Finances: Payment Sources

Understanding the "ins and outs" of health care financing can be as confusing as finding the resources themselves.  Because everyone's financial situation is unique and each State has slightly different guidelines for many of their economic programs, it is important to seek the advice of a financial planner or attorney specializing in elder care. 

The following attempts to clarify several financing programs. It is important to understand what costs you may be facing, how they have been determined and how they will be paid.

Medicaid is a program that provides medical assistance to economically impoverished persons.  Eligibility is dependent on financial need, low income and low assets. Medical expenses include:

  • Care from hospitals, doctors, nurses, dentists, podiatrists, etc.
  • Drugs, medical supplies and equipment
  • Health insurance premiums
  • Transportation for medical care

To qualify for Medicaid an individual must meet four levels of eligibility:

  • Aged 65, blind or disabled
  • State Resident, United States Citizen
  • Financial Eligibility: Income and Assets
  • Application completed through local County Economic Assistance Department 

Within the past year, the Federal and State Governments have imposed stricter regulations on the transfer of assets prior to applying for Medicaid .  It is important to talk with an experienced attorney or estate planner before transferring any assets.

Medicare is a Federal health insurance program that assists individuals age 65 and older (as well as some disabled persons under age 65).  Eligibility is linked to eligibility for Social Security or Railroad Retirement benefits.  Unlike Medicaid, Medicare is not a means-tested program.

Medicare is divided into two parts: Part A (hospital insurance) and Part B (medical insurance).  Part B benefits require a monthly premium and entitlement to Part A.  Medicare has co-pays and deductibles.

Medicare Part A pays for the following:

  • Cost of normal hospital services.
  • Extended care services in a "skilled-nursing facility" assuming the following:
    • 3 day prior hospital stay
    • Admittance to a SNF within 30 days of hospital release
    • Treatment in SNF for same condition of hospitalization
    • Need for skilled care on a daily basis
    • Condition shows measurable improvement
    • Facility is Medicare certified and physician writes a care plan.
  • Home Health Services which meet certain criteria:
    • Short term; intermittent basis for skilled nursing care
    • Physical and/or speech therapy if patient is home bound and Dr. ordered
    • 80% of durable medical equipment
    • Not in excess of 35 hours per week or 8 hours per day of skilled nursing care
  • Hospice Services:
    • In-home or facility
    • Dr. certified that patient is terminally ill and prognosis of less than six months to live
    • Care provided by Medicare participating program

Medicare Part B covers:

  • 80% of reasonable charges from physicians and other health care professionals after deductible is met including:
    • Medically necessary ambulance service.
    • Physical, speech, and occupational therapy.
    • Home health services, doctor certified as medically necessary.
    • Medical supplies and equipment.
    • Out patient surgery.

It is important to be aware of what Medicare does not cover:

  • Most nursing home care.
  • Prescription drugs not given in the hospital.
  • In-home daily routine care/maintenance.
  • Routine physical exams and X-rays.
  • Hearing aids and hearing loss examinations.
  • Dental care.

Filling Medicare's Gaps:

Given the expense of medical care, individuals are searching for ways to fill Medicare's gaps. While it is an individual decision as to how much you can afford and what you need, the following are several options that provide additional coverage:

  1. Medicare Supplements
  2. Managed Care Plans
  3. Long Term Care Insurance

Medicare Supplements are designed to supplement Medicare's benefits.  Federal and state law regulates these policies.  These policies range from Plan "A" through Plan "J", with Plan A providing a basic benefit package while the other 9 plans include the basic package plus different combinations of additional benefits.  All Medigap Insurers must at least offer Plan A. 

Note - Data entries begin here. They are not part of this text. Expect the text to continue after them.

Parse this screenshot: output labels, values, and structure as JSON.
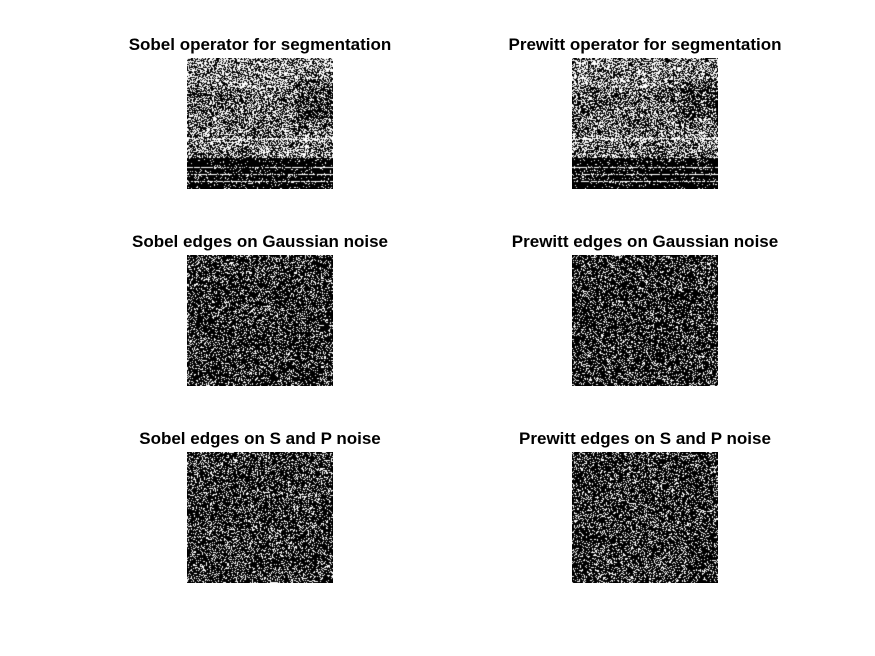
{
  "figure": {
    "background": "#ffffff",
    "panels": [
      {
        "title": "Sobel operator for segmentation",
        "kind": "structured",
        "seed": 11,
        "density": 0.42
      },
      {
        "title": "Prewitt operator for segmentation",
        "kind": "structured",
        "seed": 29,
        "density": 0.4
      },
      {
        "title": "Sobel edges on Gaussian noise",
        "kind": "noise",
        "seed": 47,
        "density": 0.22
      },
      {
        "title": "Prewitt edges on Gaussian noise",
        "kind": "noise",
        "seed": 83,
        "density": 0.21
      },
      {
        "title": "Sobel edges on S and P noise",
        "kind": "noise",
        "seed": 101,
        "density": 0.24
      },
      {
        "title": "Prewitt edges on S and P noise",
        "kind": "noise",
        "seed": 131,
        "density": 0.23
      }
    ]
  }
}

Medigap policies pay most, if not all, Medicare coinsurance amounts and may provide coverage for Medicare's deductibles.  Some of the benefits have dollar limits, unlike some types of health coverage that restrict where and from whom you can receive care. Medigap policies generally pay the same supplement benefits regardless of your choice of health care provider.  Enrollment in Medigap Supplements can be purchased within a time-limited period after your Medicare becomes effective.

Managed Care Plans also called Coordinated Care or Prepaid Plans or HMO's, allow you to select care providers from those who are part of the network.  You will have a primary care doctor who is responsible for managing your medical care, admitting you to a hospital and referring you to specialists.  Most plans require a fixed monthly premium and small copayments when you use services.  You continue to pay the Part B premium to Medicare. You however do not pay Medicare's deductibles and coinsurance.

Long Term Care Insurance are policies which cover nursing home care costs as well as some home health care costs (depending on your policy).  While premiums for these policies can be more expensive then other types of insurance, they are a good protection against long-term care costs that can be devastating.  Look to your financial advisor or insurance agent specializing in long term care insurance to discuss the appropriate policies for you.